Dr Fred Sukkar (right) is developing algorithms to enable natural and safe human-robot collaborative environments in the manufacturing industry at the Australian Cobotics Centre (ACC). Pictured at the centre of the musical ensemble is a collaborative robot (cobot) holding a caxixi, flanked by six mechanised drums.

UTS robotics researcher, Dr Fred Sukkar, has taken his research out of the lab and onto the streets with a robotic percussion ensemble display in Sydney’s CBD, a collaborative installation with the University of Technology Sydney, Australian Cobotics Centre, Macquarie University and Aesop Sydney. 

Based in Aesop Sydney store, the installation with an industrial edge responds autonomously to music played in the store. 

Six mechanical drums play along to music while the leader of the ensemble, a collaborative robot (cobot), shakes a basket-woven caxixi or ‘dances’ to the beat. 

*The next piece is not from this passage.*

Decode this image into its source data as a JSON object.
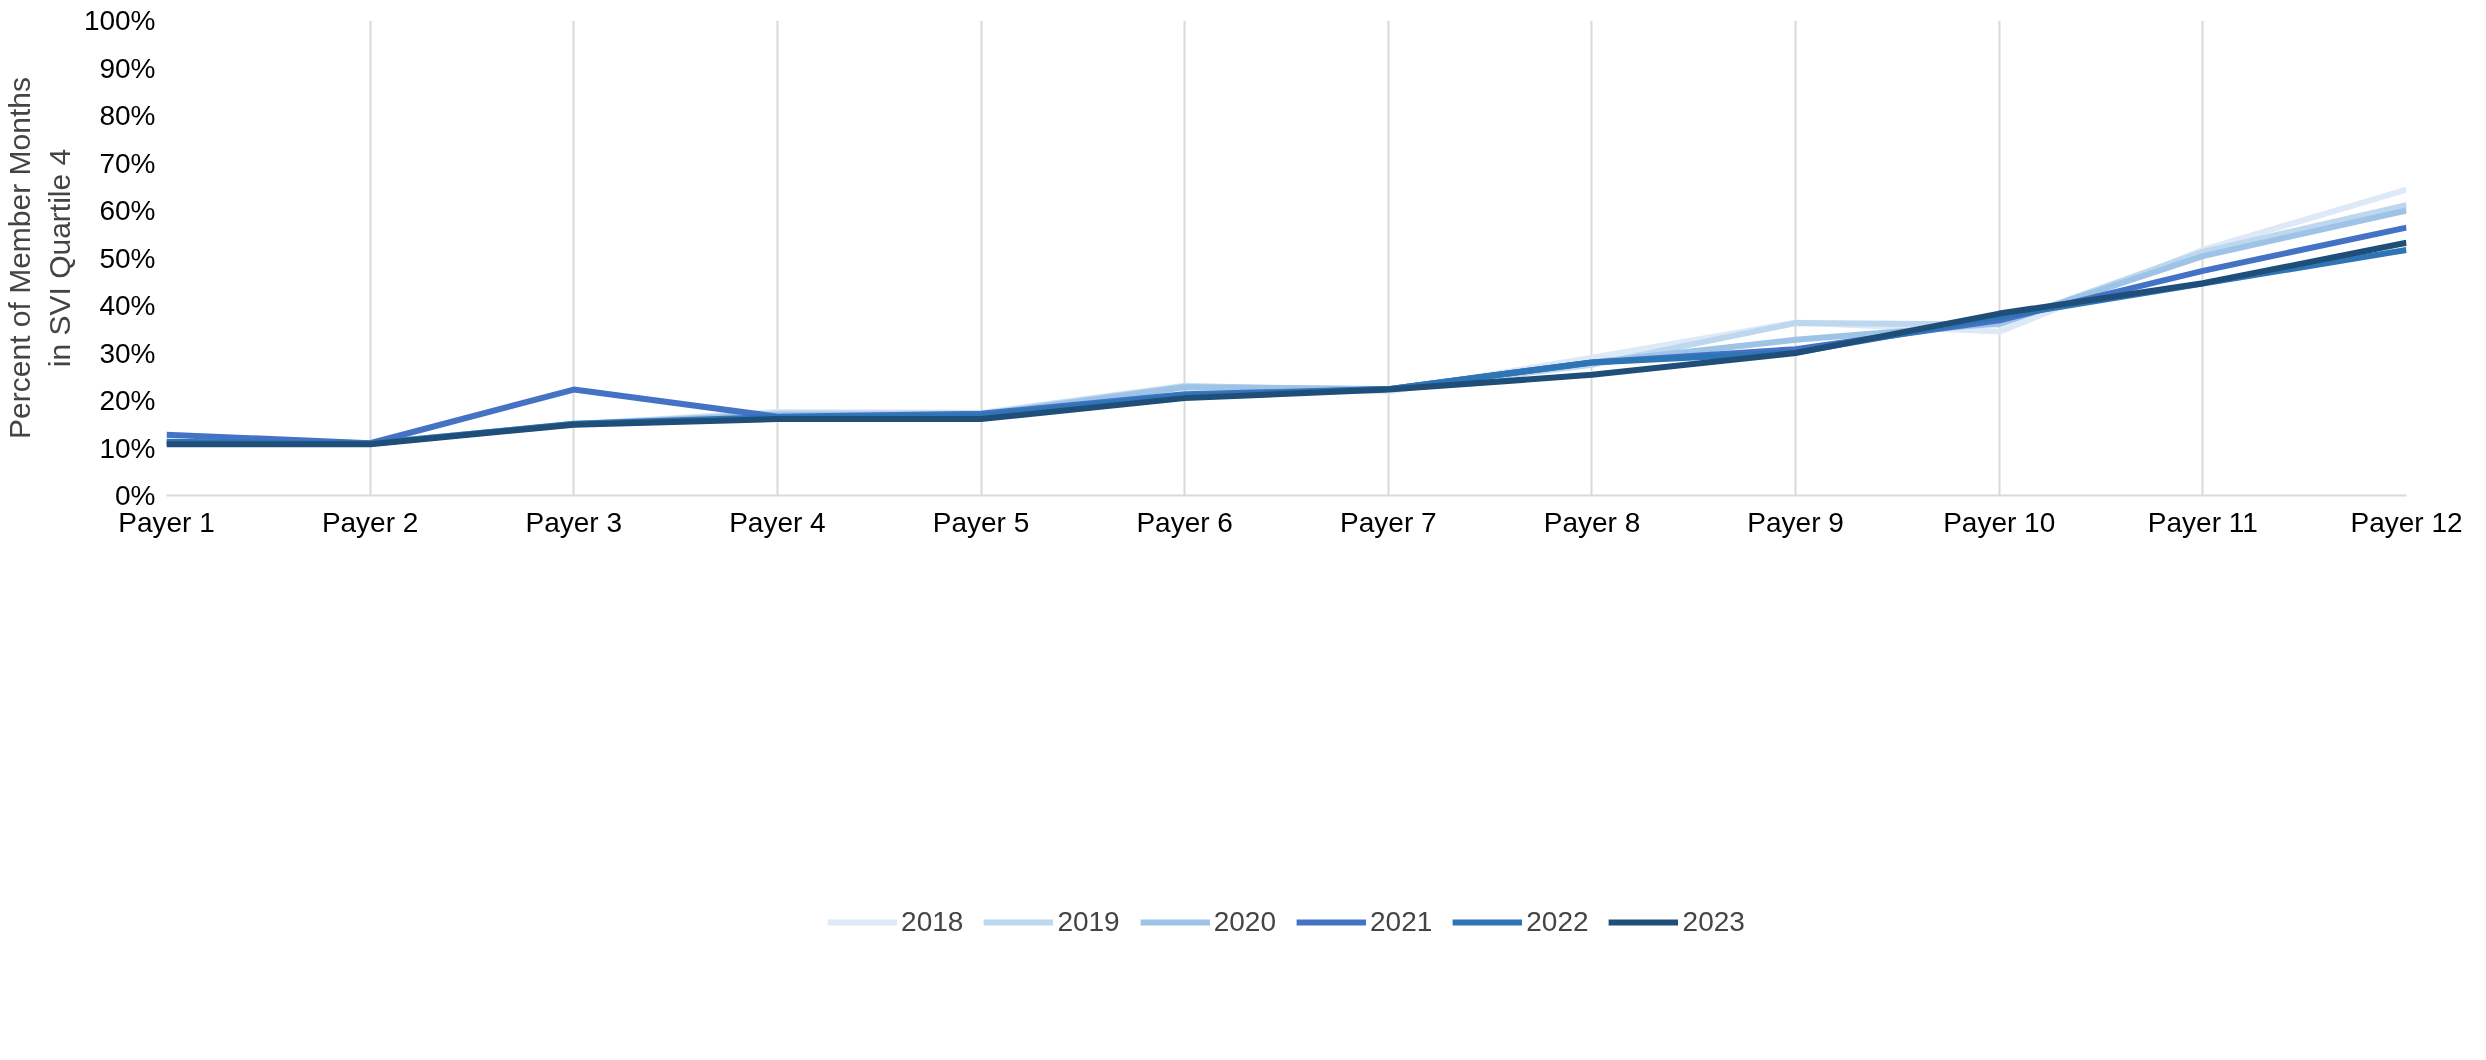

“When the store plays music the system listens and extracts information, such as the rhythm and tempo, then the ensemble plays along in an interactive way to compliment the music,” said Dr Sukkar, an Australian Cobotics Centre postdoctoral research fellow based at the UTS Robotics Institute.  

For the cobot to learn how to play the caxixi, Dr Sukkar used motion capture cameras and reflective markers to record a human percussionist, then the robot replicates this movement.  

“My biomimic cobots research aims to transfer skills to robots through human demonstration,” he said.

The idea of translating human motion to a cobot is useful in our industry projects for intuitively teaching new skills and ultimately integrating cobots more naturally into workplaces.


Dr Fouad (Fred) Sukkar, Australian Cobotics Centre | UTS Robotics Institute 

Dr Sukkar said, the mechanised ensemble was conceptualised and constructed by Dr Richard Savery, a developer of artificial intelligence and robotics and research fellow  at Macquarie University.

“Richard combines music with robotics in a creative way to evoke human emotion.” 

The cobotic musical installation can be found in the Aesop Sydney store, located in Pitt St Mall and will be on display until 19 November.